Quick Take: Dennison Veru dislikes companies that constantly turn to the stock and bond markets for funding. Instead, he prefers those that generate enough cash for their daily operations.
The GE Funds:Small Cap Value Fund/A (GASCX) has been shunning telecommunications companies because they are capital intensive, says Veru, a member of the team that manages the portfolio. Avoiding that sector, which has been bruised in recent years, helped the performance of the fund, says Veru, who goes by “Dan.”
In addition to businesses that don’t have to sell equity or debt securities to keep going, Veru looks for small firms that dominate their industry or niche and generate strong free cash flow. The fund, as its name implies, focuses on undervalued stocks.
GE Small-Cap Value lost 15.5% this year through September, while the average small-cap value fund was off 16.4%. For the three-year period ended in September, the $46-million portfolio gained 15.8% annualized, versus 5.9% for its peers.
The Full Interview:
Dan Veru will not dip his toe into a company unless management lets him get a foot in its door. Having access to top executives, key personnel, and facilities is critical for him.
“There are a lot of companies that choose to not interact very much with Wall Street, and that’s fine, that’s more of a style thing,” says Veru. “But they won’t find a home in our portfolio.”
While Veru listens to what corporate officials say about their enterprises, he prefers those that big brokerage houses are silent on. In part, that’s because these issues can move up when mainstream analysts begin tracking and recommending them.
In addition, Veru, a co-investment officer at Palisade Capital Management in Ft. Lee, N.J., says he primarily relies on his own analysis, as well as data provided by independent researchers since it gives him a “more unbiased viewpoint” than research from firms that may have investment banking ties to companies.

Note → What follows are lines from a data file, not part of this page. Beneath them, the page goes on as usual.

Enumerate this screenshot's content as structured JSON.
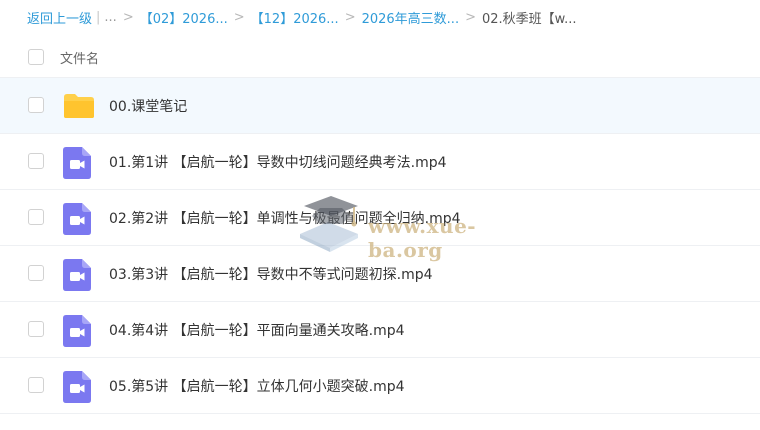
{
  "breadcrumb": {
    "back_label": "返回上一级",
    "ellipsis": "...",
    "items": [
      "【02】2026...",
      "【12】2026...",
      "2026年高三数...",
      "02.秋季班【w..."
    ]
  },
  "table": {
    "header_label": "文件名",
    "files": [
      {
        "name": "00.课堂笔记",
        "type": "folder-icon"
      },
      {
        "name": "01.第1讲 【启航一轮】导数中切线问题经典考法.mp4",
        "type": "video-icon"
      },
      {
        "name": "02.第2讲 【启航一轮】单调性与极最值问题全归纳.mp4",
        "type": "video-icon"
      },
      {
        "name": "03.第3讲 【启航一轮】导数中不等式问题初探.mp4",
        "type": "video-icon"
      },
      {
        "name": "04.第4讲 【启航一轮】平面向量通关攻略.mp4",
        "type": "video-icon"
      },
      {
        "name": "05.第5讲 【启航一轮】立体几何小题突破.mp4",
        "type": "video-icon"
      }
    ]
  },
  "watermark": {
    "text": "www.xue-ba.org"
  },
  "colors": {
    "link": "#2f9bd8",
    "folder": "#ffd04a",
    "video": "#7b78f0",
    "row_selected": "#f3f9fe"
  }
}
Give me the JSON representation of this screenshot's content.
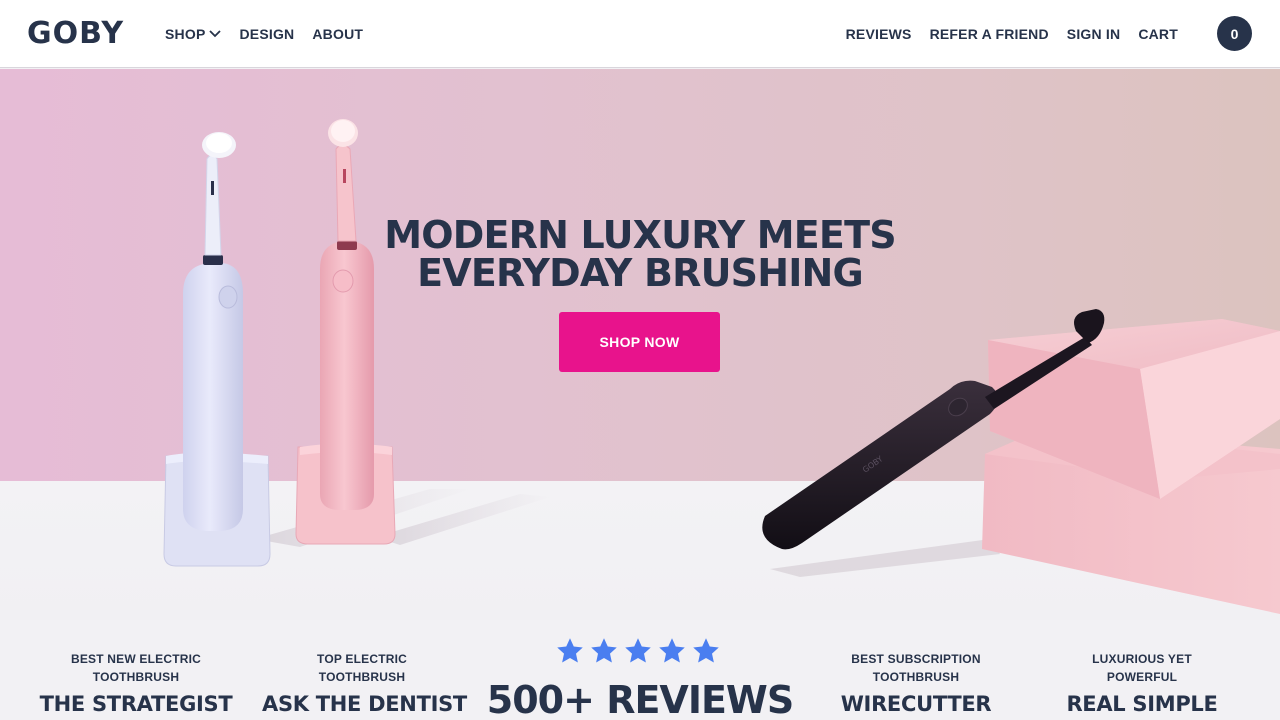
{
  "header": {
    "logo": "GOBY",
    "nav_left": [
      {
        "label": "SHOP",
        "has_dropdown": true
      },
      {
        "label": "DESIGN"
      },
      {
        "label": "ABOUT"
      }
    ],
    "nav_right": [
      {
        "label": "REVIEWS"
      },
      {
        "label": "REFER A FRIEND"
      },
      {
        "label": "SIGN IN"
      },
      {
        "label": "CART"
      }
    ],
    "cart_count": "0"
  },
  "hero": {
    "heading_line1": "MODERN LUXURY MEETS",
    "heading_line2": "EVERYDAY BRUSHING",
    "cta_label": "SHOP NOW",
    "product_imprint": "GOBY"
  },
  "press": {
    "items": [
      {
        "caption_line1": "BEST NEW ELECTRIC",
        "caption_line2": "TOOTHBRUSH",
        "source": "THE STRATEGIST"
      },
      {
        "caption_line1": "TOP ELECTRIC",
        "caption_line2": "TOOTHBRUSH",
        "source": "ASK THE DENTIST"
      },
      {
        "caption_line1": "BEST SUBSCRIPTION",
        "caption_line2": "TOOTHBRUSH",
        "source": "WIRECUTTER"
      },
      {
        "caption_line1": "LUXURIOUS YET",
        "caption_line2": "POWERFUL",
        "source": "REAL SIMPLE"
      }
    ],
    "rating_stars": 5,
    "reviews_count": "500+ REVIEWS"
  },
  "colors": {
    "navy": "#27334a",
    "cta_pink": "#e8138c",
    "star_blue": "#4a7ef0",
    "wall_pink": "#e2c1d0",
    "block_pink": "#f2c4cc",
    "brush_lavender": "#dfe1f5",
    "brush_pink": "#f4bcc6",
    "brush_black": "#1c1620"
  },
  "icons": {
    "dropdown": "chevron-down-icon",
    "star": "star-icon"
  }
}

Once a stock has cleared the initial barrier, Veru tries to identify small-cap companies that don’t rely heavily on the capital markets for funding. What’s more, he favors those that lead their industry or niche because this can give them pricing power.
In assessing a business’s performance, Veru looks first for strong cash and free cash flow. He thinks this is a more reliable indicator of financial health than earnings, which are for him a secondary consideration. The stocks in his portfolio are increasing profits by about 17%-18% per year on average, he says.
While his holdings are growing a bit faster than those in the Russell 2000 index, they are slightly cheaper, according to the value-oriented Veru. The fund’s stocks are trading at about 15 times forward-looking earnings, he says.